Но на этот раз мой обман не прошел. Яков злобно уставился на меня, потом с неожиданной силой толкнул, повалил на землю и отнял очки. Какое-то время я лежал так, а потом поднялся и тоже побрел домой.
С тех пор прошло много лет, и тия Дудуч не покидала нас ни на один день. Она выкормила десятки младенцев, и изготовила тысячи порций масапана, сварила тонны гювеча, закрутила бочки варенья, спекла дунамы[60] пирогов — и не произнесла ни единого слова.
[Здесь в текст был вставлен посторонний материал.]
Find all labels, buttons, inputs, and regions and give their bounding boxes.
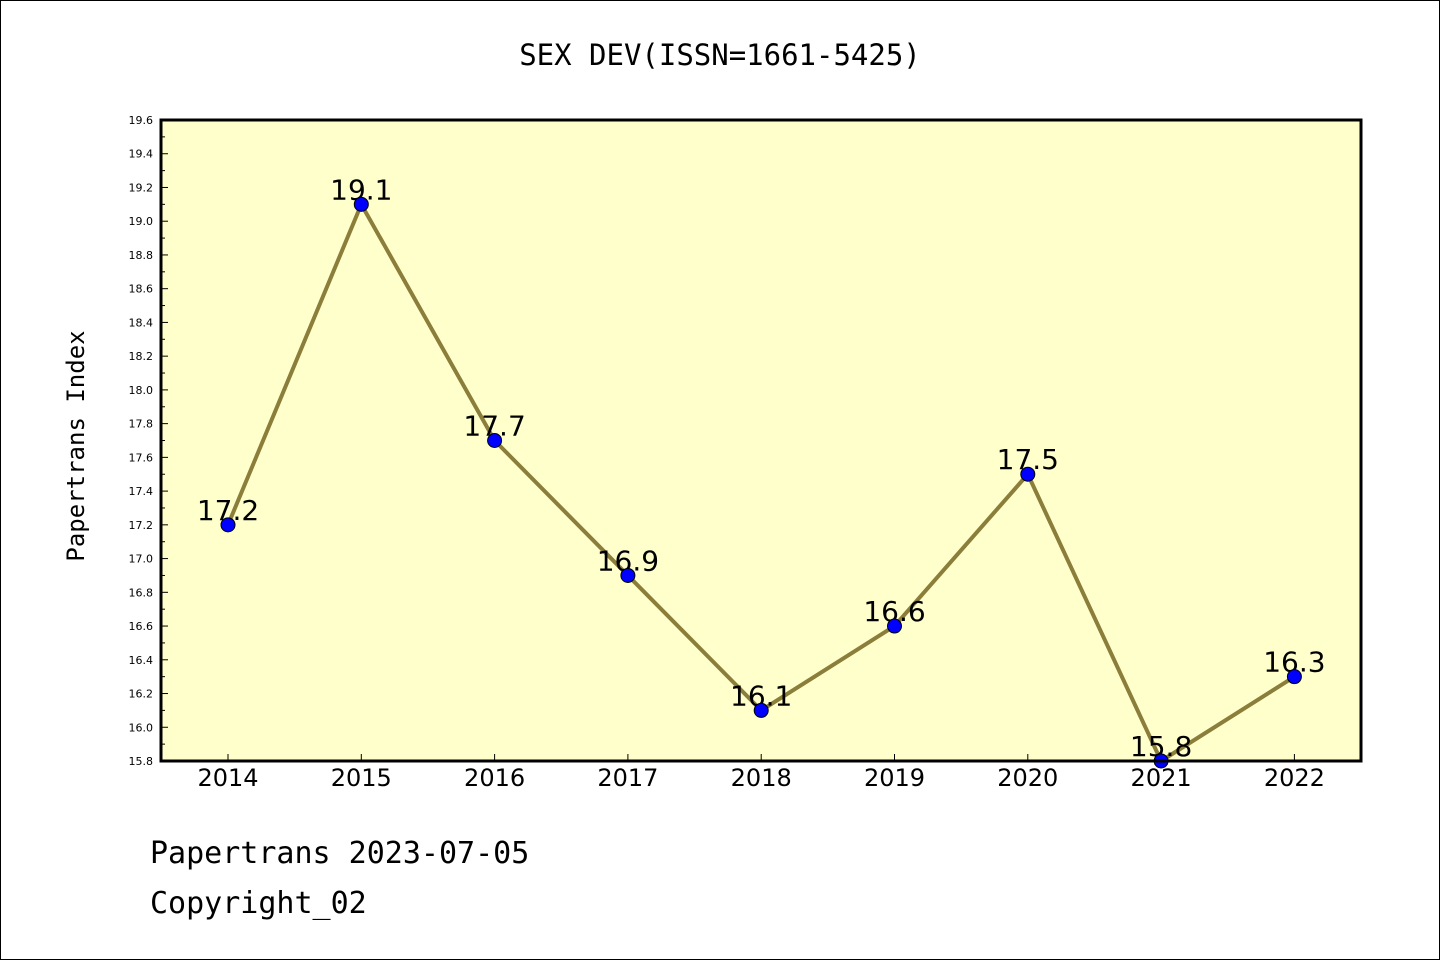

Лишь одна-единственная фраза снова и снова срывалась с ее губ, воспоминанием об ужасах резни 1929 года: «Ибрагим, что ты делаешь, Ибрагим?» Она повторяла эти слова родным, шептала кухонной посуде, выкрикивала из окна удивленным прохожим и поверяла своим подушкам, которые выбрасывала каждую неделю, выпрашивая новые, потому что ее ночные кошмары выжигали в них глубокие дыры, не видимые никому, кроме нее самой.
Но тогда, в тот день, в полях, мы еще не знали всего, что произошло. В тот день мы узнали только, кто эта женщина. Дудуч Натан, сестра отца, вдова дяди Лиягу, зыбкое отражение из отцовских рассказов и материнской тоски, вырвавшееся из них и пришедшее к нам наяву.